At these prices, coconut farmers cannot hope to recover enough capital for other farming projects such as raising chickens, ducks, or pigs. This has also affected consumer confidence in various markets.
The so-called ‘Coconut King’ Vo Thanh Thuong in Hung Phong Commune of Giong Trom District is facing the same problem and dares not hire workers to harvest coconuts on his two-hectare field. He sympathized with farmers in remote areas who have smaller coconut fields to which traders pay absolutely no attention to.
When in dire need of money, they have to beg traders to collect their produce at a mere VND7,000-8,000 per dozen (US$0.38). How can any farmer continue to survive through to the next season will be a small miracle!
Unfortunately, the coconut traders too are in no better situation.

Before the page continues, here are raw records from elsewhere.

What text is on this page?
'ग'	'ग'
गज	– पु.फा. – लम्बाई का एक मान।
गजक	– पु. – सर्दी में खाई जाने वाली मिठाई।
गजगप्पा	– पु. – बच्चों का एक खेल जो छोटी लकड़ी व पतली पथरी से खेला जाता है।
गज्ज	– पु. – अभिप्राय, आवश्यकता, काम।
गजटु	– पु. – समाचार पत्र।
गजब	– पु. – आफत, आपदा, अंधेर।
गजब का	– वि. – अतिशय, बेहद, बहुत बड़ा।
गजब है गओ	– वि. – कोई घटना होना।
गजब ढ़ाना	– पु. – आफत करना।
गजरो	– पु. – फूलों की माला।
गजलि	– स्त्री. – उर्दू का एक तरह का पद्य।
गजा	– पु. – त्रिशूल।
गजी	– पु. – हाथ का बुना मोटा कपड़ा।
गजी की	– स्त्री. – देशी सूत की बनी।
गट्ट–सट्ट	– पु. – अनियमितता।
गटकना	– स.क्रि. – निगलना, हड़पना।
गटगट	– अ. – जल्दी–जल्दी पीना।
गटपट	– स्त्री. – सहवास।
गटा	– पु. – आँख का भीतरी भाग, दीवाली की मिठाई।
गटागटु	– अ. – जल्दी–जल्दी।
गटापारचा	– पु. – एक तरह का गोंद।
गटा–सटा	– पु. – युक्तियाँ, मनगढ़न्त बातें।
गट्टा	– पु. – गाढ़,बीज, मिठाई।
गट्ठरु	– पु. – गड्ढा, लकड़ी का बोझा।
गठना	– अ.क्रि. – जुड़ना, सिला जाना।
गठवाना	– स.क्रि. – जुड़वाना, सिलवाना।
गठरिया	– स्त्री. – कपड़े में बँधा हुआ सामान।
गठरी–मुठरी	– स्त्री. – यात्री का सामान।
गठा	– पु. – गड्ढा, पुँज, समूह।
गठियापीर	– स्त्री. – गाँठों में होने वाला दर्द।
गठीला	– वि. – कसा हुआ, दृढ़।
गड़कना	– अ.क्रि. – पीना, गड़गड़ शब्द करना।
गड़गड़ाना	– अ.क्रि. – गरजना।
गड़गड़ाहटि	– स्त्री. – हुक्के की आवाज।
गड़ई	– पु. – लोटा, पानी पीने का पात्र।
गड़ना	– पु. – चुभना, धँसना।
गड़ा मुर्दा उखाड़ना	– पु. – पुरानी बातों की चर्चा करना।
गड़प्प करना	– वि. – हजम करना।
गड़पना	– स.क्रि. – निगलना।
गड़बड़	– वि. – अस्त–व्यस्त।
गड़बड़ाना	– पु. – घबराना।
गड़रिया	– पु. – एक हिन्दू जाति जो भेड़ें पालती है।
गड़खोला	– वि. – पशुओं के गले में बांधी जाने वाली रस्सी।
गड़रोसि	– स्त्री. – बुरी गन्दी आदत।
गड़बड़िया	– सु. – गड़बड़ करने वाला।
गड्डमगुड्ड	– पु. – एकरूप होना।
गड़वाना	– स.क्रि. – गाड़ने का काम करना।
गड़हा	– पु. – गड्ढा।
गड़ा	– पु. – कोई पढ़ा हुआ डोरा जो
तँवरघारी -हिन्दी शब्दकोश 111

Nguyen Van Tien, a coconut trader for 10 years in Mo Cay Nam District, said that due to continuous fall in price, if traders cannot sell merchandise to factories or Chinese merchants, they will face losses. This has been a cause of piling huge debts in the past eight months for several traders.
The infamous story of trader N.V.N lately has set off alarm bells for both the government and the people. The trader lived in Tan Hao Commune of Giong Trom District, and ran away after he was unable to clear debts amounting to nearly VND4 billion (US$190,476). He left behind a stockpile of germinated coconuts- now a valueless asset.
Timely solutions may help
Statistics show that Vietnam has a total of 144,000 hectares under coconut cultivation, mostly in the Mekong Delta and the Central Coastal areas. Ben Tre Province is the largest area of 52,000 hectares, followed by the southern provinces of Tien Giang, Tra Vinh, and Vinh Long, accounting for 30,000 hectares. The entire Mekong Delta has a productivity of 400 million coconuts per annum.
In these hard times, more than 40,000 households in Ben Tre Province are in dire need of financial support from the government.
According to Ho Vinh Sang, chairman of Ben Tre Coconut Association, there is a very loose link among coconut growers, processers, traders or exporters. But when crisis hits, it becomes each man to himself!
A stronger connection is crucial to overcome problems that affect all. It is wiser that through various coconut associations, factories cooperate closely with farmers, provide capital, modern technology as well as promise to buy back produce, so that farmers are more confident and focus on increasing productivity.
Tran Anh Tuan, vice chairman of the People’s Committee of Ben Tre Province, announced that local authorities are creating a long-term plan to develop the coconut industry while seeking a better policy to support coconut farmers.
At the moment, related agencies are encouraging people to stay calm and not chop down coconut trees, since this sharp drop in price is temporary in any economic crisis.
Agricultural organisations are also providing farmers with new growing technologies as well as better saplings to save time and money while increasing productivity. It is also sensible to persuade farmers to intercrop coconut with grapefruit and cocoa so as to temporarily improve the situation.
‘Coconut King’ Vo Thanh Thuong suggested that it was necessary to support coconut farmers with more capital and extend the debt deadline for the time being, so that they can raise poultry or shrimps to make end meet.
Moreover, the government should recognise coconut as an industrial product as soon as possible so that better investment policies can be developed. However, right now urgent action is required for the government to help farmers in stocking up their produce.